Jacó ficou irado, e sua reação (v. 36-42) culminou com o lembrete de que Labão havia sido advertido pelo próprio Deus. Mas por esse fato Labão poderia ter sido capaz até de exigir retribuição.

31:43-55. Em vez disso, fizeram um acordo. A solenidade dele é destacada pelo ritual da refeição sacrificial, depois pelo fato de passaram a noite ali (v. 54) e pelos votos com que se comprometeram um com o outro em nome das respectivas divindades. O verbo julgar usado no v. 53 está no plural, de forma que o texto faz distinção entre o Deus de Abraão e o Deus de Naor (pai de Labão); e provavelmente deveríamos retraduzir “o Deus do pai deles” por “seus deuses ancestrais”. De sua parte, Jacó jurou pelo Deus de Abraão, que também se havia revelado a Isaque; as circunstâncias dessa revelação não são registradas, mas o título incomum Temor do seu pai Isaque deve ter surgido disso. A testemunha mais duradoura da aliança foi a colocação de uma pedra como coluna (v. 45) e um monte de pedras como marco (v. 46); esse monte recebeu dois nomes, que significam a mesma coisa, “monte de pedras do testemunho” (nota de rodapé da NVI), em duas línguas diferentes, aramaico e hebraico. O propósito era que perpetuamente os arameus e os israelitas respeitassem a linha de fronteira assim demarcada entre eles (v. 51,52). O nome Mispá (v. 49) também é associado à localidade, que pode bem ter sido situada na região de Ramote-Gileade, a cidade fronteiriça disputada em épocas posteriores (cf. lRs 22.3; v. o Macmillan Bible Atlas, mapa 27). O nome “Gileade” tem algum tipo de relação com “Galeede”; contudo, os nomes diferem não somente nas suas vogais mas também na sua aplicação, visto que o primeiro denota uma região e uma cadeia de montanhas, e o segundo, um lugar específico. “Mispá” era um topônimo comum, cujo significado é ‘‘torre de vigia” (nota de rodapé da NVI); aqui o jogo de palavras retrata Deus como aquele que vigia no posto da fronteira (v. 49).

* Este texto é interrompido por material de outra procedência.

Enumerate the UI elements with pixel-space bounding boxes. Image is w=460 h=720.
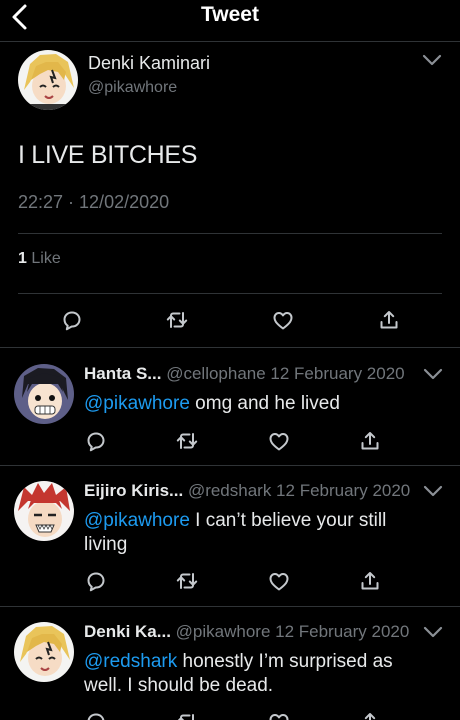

O encontro com Esaú (32.1—33.20) O cenário dessa narrativa é a leste do Jordão; Maanaim (32.2), o Jaboque (v. 22), Peniel (v. 31) e Sucote (33.17) são todos locais citados pelo nome, e de fato cada nome é interpretado ou reinterpretado com referência à experiência de Jacó ali. Os primeiros três, além disso, estão associados à experiência de Jacó com Deus; essa região a leste do Jordão formaria parte do território de Israel, mas estaria sob constante pressão e seria atacada por outros povos (especialmente os arameus, amonitas e moabitas), e há conforto e segurança nesse capítulo para os israelitas. Maanaim lembra o lugar em que Deus havia prometido a sua proteção; e no Jaboque e em Peniel Israel venceu e conquistou a bênção de Deus.